Corn finishes week lower after touching through nearby resistance.
Price action in the corn market was choppy this week, with prices ultimately finishing lower overall at week’s end. Today, March futures finished down 6-1/2 cents at 387-1/4, putting that contract down 2 cents overall on the week. December futures closed 5 cents lower on Friday to settle at 398-1/4, down 4-1/2 cents on the week. Thursday’s price action pushed the March contract above nearby resistance at 392, however, the market was unable to hold above those levels on Friday as weakness in the wheat and soybean markets pulled corn lower.
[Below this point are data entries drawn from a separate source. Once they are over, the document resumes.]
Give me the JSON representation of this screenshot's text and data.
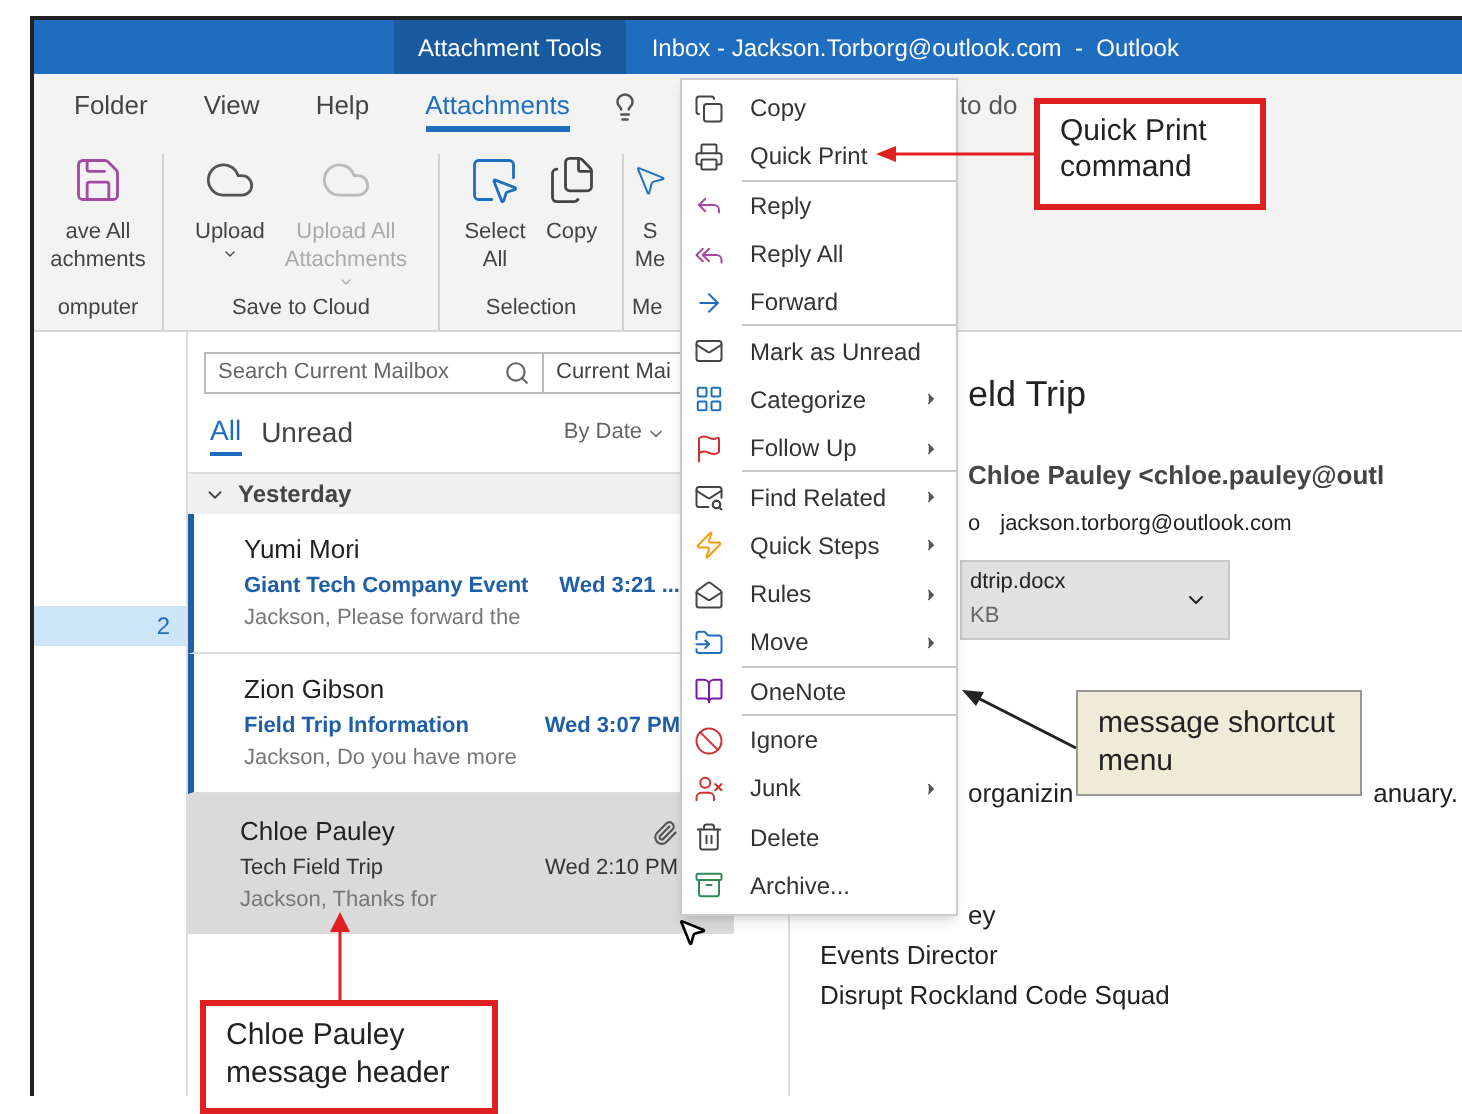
{
  "window": {
    "context_title": "Attachment Tools",
    "title": "Inbox - Jackson.Torborg@outlook.com  -  Outlook"
  },
  "ribbon_tabs": [
    {
      "label": "Folder",
      "selected": false
    },
    {
      "label": "View",
      "selected": false
    },
    {
      "label": "Help",
      "selected": false
    },
    {
      "label": "Attachments",
      "selected": true
    }
  ],
  "tell_me": "to do",
  "ribbon_groups": [
    {
      "label": "omputer",
      "buttons": [
        {
          "label": "ave All\nachments",
          "disabled": false,
          "dropdown": false
        }
      ]
    },
    {
      "label": "Save to Cloud",
      "buttons": [
        {
          "label": "Upload",
          "disabled": false,
          "dropdown": true
        },
        {
          "label": "Upload All\nAttachments",
          "disabled": true,
          "dropdown": true
        }
      ]
    },
    {
      "label": "Selection",
      "buttons": [
        {
          "label": "Select\nAll",
          "disabled": false,
          "dropdown": false
        },
        {
          "label": "Copy",
          "disabled": false,
          "dropdown": false
        }
      ]
    },
    {
      "label": "Me",
      "buttons": [
        {
          "label": "S\nMe",
          "disabled": false,
          "dropdown": false
        }
      ]
    }
  ],
  "folder_pane": {
    "count": "2"
  },
  "message_list": {
    "search_placeholder": "Search Current Mailbox",
    "scope": "Current Mai",
    "filters": [
      {
        "label": "All",
        "selected": true
      },
      {
        "label": "Unread",
        "selected": false
      }
    ],
    "sort": "By Date",
    "group": "Yesterday",
    "messages": [
      {
        "sender": "Yumi Mori",
        "subject": "Giant Tech Company Event",
        "time": "Wed 3:21 ...",
        "preview": "Jackson,  Please forward the",
        "unread": true,
        "selected": false,
        "attachment": false
      },
      {
        "sender": "Zion Gibson",
        "subject": "Field Trip Information",
        "time": "Wed 3:07 PM",
        "preview": "Jackson,  Do you have more",
        "unread": true,
        "selected": false,
        "attachment": false
      },
      {
        "sender": "Chloe Pauley",
        "subject": "Tech Field Trip",
        "time": "Wed 2:10 PM",
        "preview": "Jackson,  Thanks for",
        "unread": false,
        "selected": true,
        "attachment": true
      }
    ]
  },
  "reading_pane": {
    "subject": "eld Trip",
    "from": "Chloe Pauley <chloe.pauley@outl",
    "to_label": "o",
    "to": "jackson.torborg@outlook.com",
    "attachment_name": "dtrip.docx",
    "attachment_size": "KB",
    "body_start": "organizin",
    "body_end": "anuary.",
    "signature": [
      "ey",
      "Events Director",
      "Disrupt Rockland Code Squad"
    ]
  },
  "context_menu": [
    {
      "label": "Copy",
      "submenu": false,
      "separator_after": false
    },
    {
      "label": "Quick Print",
      "submenu": false,
      "separator_after": true
    },
    {
      "label": "Reply",
      "submenu": false,
      "separator_after": false
    },
    {
      "label": "Reply All",
      "submenu": false,
      "separator_after": false
    },
    {
      "label": "Forward",
      "submenu": false,
      "separator_after": true
    },
    {
      "label": "Mark as Unread",
      "submenu": false,
      "separator_after": false
    },
    {
      "label": "Categorize",
      "submenu": true,
      "separator_after": false
    },
    {
      "label": "Follow Up",
      "submenu": true,
      "separator_after": true
    },
    {
      "label": "Find Related",
      "submenu": true,
      "separator_after": false
    },
    {
      "label": "Quick Steps",
      "submenu": true,
      "separator_after": false
    },
    {
      "label": "Rules",
      "submenu": true,
      "separator_after": false
    },
    {
      "label": "Move",
      "submenu": true,
      "separator_after": true
    },
    {
      "label": "OneNote",
      "submenu": false,
      "separator_after": true
    },
    {
      "label": "Ignore",
      "submenu": false,
      "separator_after": false
    },
    {
      "label": "Junk",
      "submenu": true,
      "separator_after": false
    },
    {
      "label": "Delete",
      "submenu": false,
      "separator_after": false
    },
    {
      "label": "Archive...",
      "submenu": false,
      "separator_after": false
    }
  ],
  "callouts": {
    "quick_print": "Quick Print command",
    "shortcut_menu": "message shortcut menu",
    "message_header": "Chloe Pauley message header"
  }
}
In the last two days, the USDA has announced export sales of nearly 400,000 MT for the current crop year, with Guatemala listed as buying 114,000 MT and the balance currently listed for unknown destinations. US prices have looked competitive with Argentina, and this recent business is hopefully a sign of more to come. This week’s export sales figure came in just above the range of estimates. Ethanol production numbers this week dropped from the previous week, with an estimated 105.3 million bushels of corn used. This was down 4.7 million from the previous week but remained above the weekly total needed to hit the current USDA estimate. Ethanol stocks jumped again, and margins remain negative, suggesting production may slip some more in the coming weeks. Informa released an updated estimate on acres this week for the 2020 crop and are expecting 93.4 million acres of corn this year (compared to 89.7 last year), with a production estimate of 15.3 billion bushels versus 13.7 billion in 2019.
Soybeans continue the slide lower.
Soybeans followed through on last week’s weakness, pushing lower over the course of this week. March futures closed down 7-1/2 cents on Friday to settle at 902, down nearly 28 cents on the week. November futures finished 8-1/2 cents lower at 938-3/4, down 21-3/4 cents for the week. Soybean prices continued to be pressured by the lack of detail on the trade deal with China, particularly with the timing of business. With harvest beginning in Brazil, expectations are that China will look to South American origin soybean in the near term as they are a discount to US values. An influx of business from China will likely be pushed back until after the harvest flush of exports from South America. There has been talk that the USDA will account for Phase 1 of the trade deal in the February WASDE report, which may shed some light on whether they have any insights into the agreement that has not been released to the public.
Also weighing on prices are expectations for a large crop in South America. Forecasts continue to call for the potential of too much rain in Brazil, and too little in Argentina, but that may not have a large impact on production. Early yield results from Brazil are showing record yields. For the 2020 crop year in the US, Informa is estimating the farmers will plant 86.5 million acres of soybeans, up sharply from 76.1 million last year but below 2018 planted acres. Their production estimate for 2020 comes in at 4.368 billion bushels compared to 2019’s crop that totaled 3.558 billion bushels.
Wheat closes lower on Friday and mixed on the week.
Wheat prices slipped back to finish out the week, despite continuing to trend higher in general. Chicago March futures finished 7 cents lower at 573-1/2 on Friday but still managed to finish 3 cents higher on the week. KC futures closed down 6-1/4 at 486, settling 8-1/4 lower on the week. Minneapolis March led the wheat market lower, closing down 8-1/4 cents at 547-1/2, and down 12-1/2 on the week. The technical picture for wheat has looked overbought, suggesting the market could be set for a correction, and today’s price action may be the beginning of that. The wheat market has been supported in general buy increasing world wheat prices, particularly Russian and EU values. However, the Chicago market was unable to clear resistance in the 600 area. More help from world prices will likely be needed to continue the trend higher for wheat in the near term. Informa is estimating a slight increase in acres and production of wheat for the 2020 crop.
Cheese Winning Streak Ends
After six consecutive up days in the spot cheese market, it pulled back slightly today. The losses were led by barrels falling 2 cents today. Blocks were only down 0.75 cents. The spread between blocks and barrels remains abnormally high at 38 cents. Whey was the only dairy product to trade higher over the spot session finishing up 0.5 cents at $0.365. Butter prices continue to struggle closing the week at a disappointing $1.86/lb. Non-fat was down slightly losing 0.25 cents to end the week near the highs at $1.2875/lb.
Class III contracts were down marginally today after the first negative cheese session in 7 days. It was interesting to see the Class IV contracts trading higher on the day despite a poor performance from butter and non-fat powder today. Some may be thinking that the spread between Class III and Class IV has gotten a bit wide as it approached $1.00 again.